Anästhesisten unterliegen besonders strengen Hygieneanforderungen, da invasive Maßnahmen wie Gefäßzugänge, Intubation und Regionalanästhesie direkten Zugang zum Kreislauf oder Nervensystem schaffen.

In der Anästhesie sind strikte Asepsis bei i.v.-Zugängen und Regionalanästhesie, Einmalmaterialien für Beatmungsschläuche und Tuben sowie sterile Technik bei Katheteranlagen Pflicht. Katheter-assoziierte Infektionen sind häufige und vermeidbare Komplikationen.

Hintergrund

Die RKI-Empfehlungen zur Prävention katheterassoziierter Infektionen und zur Hygiene in der Anästhesie sind verbindliche Leitlinien:

  • Venöse Zugänge: Sterile Anlage, tägliche Inspektion, Wechsel nach spätestens 72–96 Stunden.
  • Zentralvenöse Katheter (ZVK): Maximale Barrierevorkehrungen bei Anlage (steriler Kittel, Handschuhe, Maske, Haube, großes steriles Tuch).
  • Intubation: Einmalige Verwendung von Trachealtuben und Beatmungsschläuchen; HME-Filter als Atemwegsfilter.
  • Regionalanästhesie: Striktes No-Touch-Prinzip oder sterile Technik bei Peridural- und Spinalanästhesie.
  • Narkosegerät: Desinfektion des Atemwegssystems nach jedem Patienten; Narkosegaszuleitungen entsprechend den Herstellerangaben wechseln.
  • Händehygiene: Vor allen invasiven Maßnahmen zwingend chirurgische Händedesinfektion.
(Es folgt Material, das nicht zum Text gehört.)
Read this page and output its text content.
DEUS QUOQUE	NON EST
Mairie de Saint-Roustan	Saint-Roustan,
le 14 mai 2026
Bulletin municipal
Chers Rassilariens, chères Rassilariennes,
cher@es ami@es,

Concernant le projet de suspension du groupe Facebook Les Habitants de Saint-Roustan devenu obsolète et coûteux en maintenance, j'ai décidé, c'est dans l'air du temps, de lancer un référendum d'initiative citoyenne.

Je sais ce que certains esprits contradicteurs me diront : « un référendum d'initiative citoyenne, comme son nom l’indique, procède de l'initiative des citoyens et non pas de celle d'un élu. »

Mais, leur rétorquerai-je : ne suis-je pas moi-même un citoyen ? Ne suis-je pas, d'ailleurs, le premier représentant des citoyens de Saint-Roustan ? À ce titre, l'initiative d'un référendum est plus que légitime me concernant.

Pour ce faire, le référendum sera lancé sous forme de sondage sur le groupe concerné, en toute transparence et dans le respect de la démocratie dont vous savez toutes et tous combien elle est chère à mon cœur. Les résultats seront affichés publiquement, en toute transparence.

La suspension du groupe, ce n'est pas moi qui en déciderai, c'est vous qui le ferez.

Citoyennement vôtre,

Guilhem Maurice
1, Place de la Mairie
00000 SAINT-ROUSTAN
Katheter-assoziierte Septikämien sind ein häufiger Haftungsfall in der Anästhesie; eine gute Dokumentation der Hygienemaßnahmen ist entscheidend. Ärzteversichert empfiehlt Anästhesisten, die Hygienedokumentation in das Qualitätsmanagementsystem zu integrieren.

Wann gilt das nicht?

Im Krankenhaus gelten klinikspezifische Hygienepläne; ambulant tätige Anästhesisten müssen eigene Pläne nach den Landesvorgaben vorhalten.